Jordan Lynch was a marvel when he played quarterback at Northern Illinois, a 6-foot super hero who finished third in the 2013 Heisman Trophy voting a year after finishing seventh.
In two starting seasons, the 216-pounder hulked his way to 48 touchdowns and more than 4,300 yards rushing, and zipped 51 TD passes and more than 6,000 yards passing while leading NIU to the Orange Bowl following the 2012 regular season. Lynch caught a TD pass. He punted twice for a 57.5-yard average. He nearly single-handedly brought the DeKalb school serious national attention.
The 100 TDs he accounted for perfectly prepared him for his first pro season, where he amassed eight …. special teams tackles. In Edmonton, Alberta, Canada. The Canadian Football League.
Whoa, if you want to study how an elite athlete handles — fall from the board room to the mail room, Lynch is under the microscope. And he’s climbing back with flair.
Lynch was protector on punt coverage, making calls, and then tackles. He was part of a short-yardage offensive package named Cheetah from which he scored four rushing touchdowns and threw for one score. He capped his rookie year with the winning score in the Grey Cup, the CFL’s championship game. Lynch’s dramatic 1-yard sneak brought the Eskimos from behind to beat the Ottawa Redblacks 26-20 with a little more than three minutes to play.
It was a third-and-goal, but in the CFL third down is the equivalent of American football’s fourth down.
“The line got a good push,” Lynch said a couple weeks after the win. “I pretty much just closed my eyes and fell forward into the end zone.”
Lynch has been perfectly groomed to battle back: undersized, not a glamorous pro-style passing QB, he is used to exceeding expectations. Special teams play is the empire of the infantry, sacrificing the body to not only help the team but gain promotion.
“I don’t have a big ego to begin with so I just go out there and fly around and have some fun,” said Lynch. “It’s whatever helps the team. Obviously I want to be more involved but that will take time and I know that. I’ve been through this whole thing before.”

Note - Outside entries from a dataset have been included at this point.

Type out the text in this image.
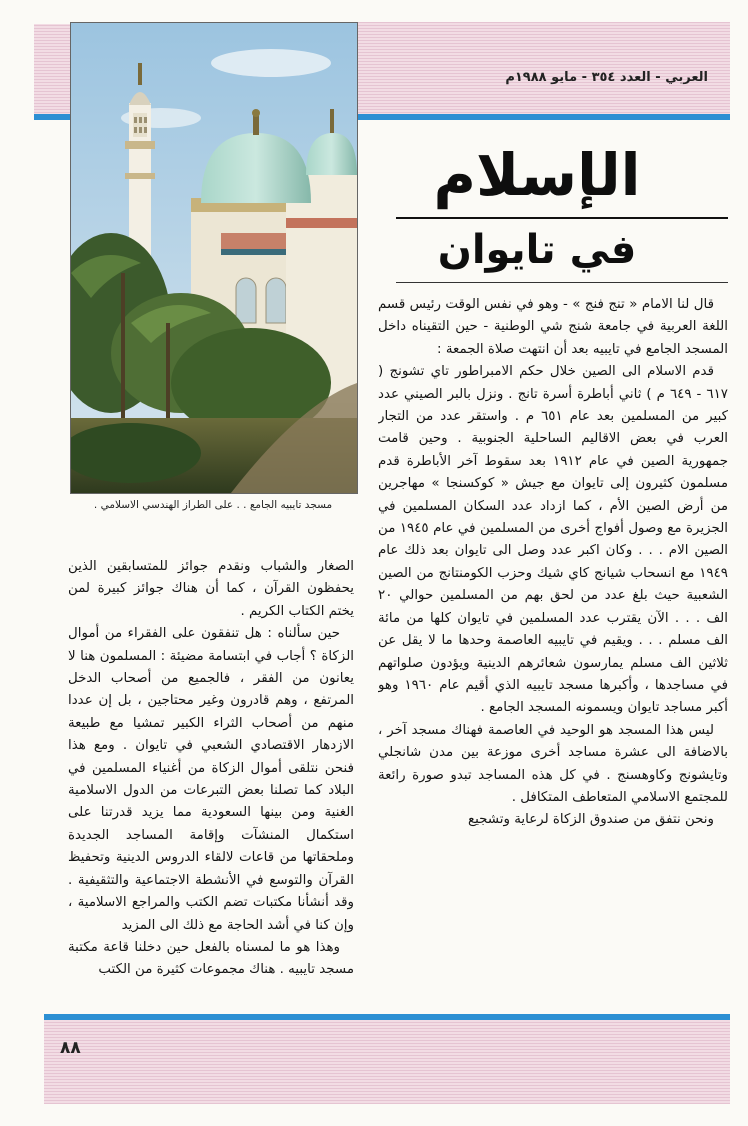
العربي - العدد ٣٥٤ - مايو ١٩٨٨م
مسجد تايبيه الجامع . . على الطراز الهندسي الاسلامي .
الإسلام
في تايوان

قال لنا الامام « تنج فنج » - وهو في نفس الوقت رئيس قسم اللغة العربية في جامعة شنج شي الوطنية - حين التقيناه داخل المسجد الجامع في تايبيه بعد أن انتهت صلاة الجمعة :

قدم الاسلام الى الصين خلال حكم الامبراطور تاي تشونج ( ٦١٧ - ٦٤٩ م ) ثاني أباطرة أسرة تانج . ونزل بالبر الصيني عدد كبير من المسلمين بعد عام ٦٥١ م . واستقر عدد من التجار العرب في بعض الاقاليم الساحلية الجنوبية . وحين قامت جمهورية الصين في عام ١٩١٢ بعد سقوط آخر الأباطرة قدم مسلمون كثيرون إلى تايوان مع جيش « كوكسنجا » مهاجرين من أرض الصين الأم ، كما ازداد عدد السكان المسلمين في الجزيرة مع وصول أفواج أخرى من المسلمين في عام ١٩٤٥ من الصين الام . . . وكان اكبر عدد وصل الى تايوان بعد ذلك عام ١٩٤٩ مع انسحاب شيانج كاي شيك وحزب الكومنتانج من الصين الشعبية حيث بلغ عدد من لحق بهم من المسلمين حوالي ٢٠ الف . . . الآن يقترب عدد المسلمين في تايوان كلها من مائة الف مسلم . . . ويقيم في تايبيه العاصمة وحدها ما لا يقل عن ثلاثين الف مسلم يمارسون شعائرهم الدينية ويؤدون صلواتهم في مساجدها ، وأكبرها مسجد تايبيه الذي أقيم عام ١٩٦٠ وهو أكبر مساجد تايوان ويسمونه المسجد الجامع .

ليس هذا المسجد هو الوحيد في العاصمة فهناك مسجد آخر ، بالاضافة الى عشرة مساجد أخرى موزعة بين مدن شانجلي وتايشونج وكاوهسنج . في كل هذه المساجد تبدو صورة رائعة للمجتمع الاسلامي المتعاطف المتكافل .

ونحن نتفق من صندوق الزكاة لرعاية وتشجيع

الصغار والشباب ونقدم جوائز للمتسابقين الذين يحفظون القرآن ، كما أن هناك جوائز كبيرة لمن يختم الكتاب الكريم .

حين سألناه : هل تنفقون على الفقراء من أموال الزكاة ؟ أجاب في ابتسامة مضيئة : المسلمون هنا لا يعانون من الفقر ، فالجميع من أصحاب الدخل المرتفع ، وهم قادرون وغير محتاجين ، بل إن عددا منهم من أصحاب الثراء الكبير تمشيا مع طبيعة الازدهار الاقتصادي الشعبي في تايوان . ومع هذا فنحن نتلقى أموال الزكاة من أغنياء المسلمين في البلاد كما تصلنا بعض التبرعات من الدول الاسلامية الغنية ومن بينها السعودية مما يزيد قدرتنا على استكمال المنشآت وإقامة المساجد الجديدة وملحقاتها من قاعات لالقاء الدروس الدينية وتحفيظ القرآن والتوسع في الأنشطة الاجتماعية والتثقيفية . وقد أنشأنا مكتبات تضم الكتب والمراجع الاسلامية ، وإن كنا في أشد الحاجة مع ذلك الى المزيد

وهذا هو ما لمسناه بالفعل حين دخلنا قاعة مكتبة مسجد تايبيه . هناك مجموعات كثيرة من الكتب

٨٨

If Tom Brady would have been cut by an NFL team and started his career in the CFL, it’s not likely he would have fit in flying down the field to launch his body into opponents. Lynch though had some thick skin.
“I played quarterback and running back my whole life but I was built as a physical kind of quarterback,” he said. “My days in high school running the triple option and at Northern I carried the ball 300 times a year so I was used to the physical demand on the body.”
Lynch was an undrafted free agent who lasted until the final preseason game with the Chicago Bears. Cut the day after the last preseason game, he tried out for Edmonton and the Detroit Lions. Edmonton offered a contract before Detroit, and Lynch said he didn’t want to wait any longer.
Lynch said none of the differences between the CFL and NFL — longer and wider field, deeper end zones, timeouts, 12 players on the field instead of 11, number of timeouts — are unsettling for first-timers.
“At the end of the day it’s just football,” he said. “There’s some wrinkles here and there. There’s some good football players up there just like anywhere you go. Players just like me that were in the NFL and got cut that are hungry.
“That’s one of the things in the CFL, you’re going to find guys that just go balls to the wall. They’re hungry, they want that contract or they want to get back down south. It’s a great league.”
Lynch has one more year on his contract, and between now and CFL training camp in May, he’s back in his hometown of Chicago. He attended the MAC title game on Dec. 4 in Detroit, though he probably will not attend NIU’s bowl game Wednesday against Boise State in San Diego. He is working out and trying to put together a youth football camp.
Edmonton is searching for a new coaching staff, so not only is Lynch returning to Edmonton, he’ll have to open new eyes. Warren Moon did it, Doug Flutie too. Lynch’s first goal is to be starting quarterback.
“I’m not thinking too far ahead,” he said. “I know I have to start in order to come back to the NFL. If I keep grinding, doing what I’ve been doing my whole life, everything will take care of itself.”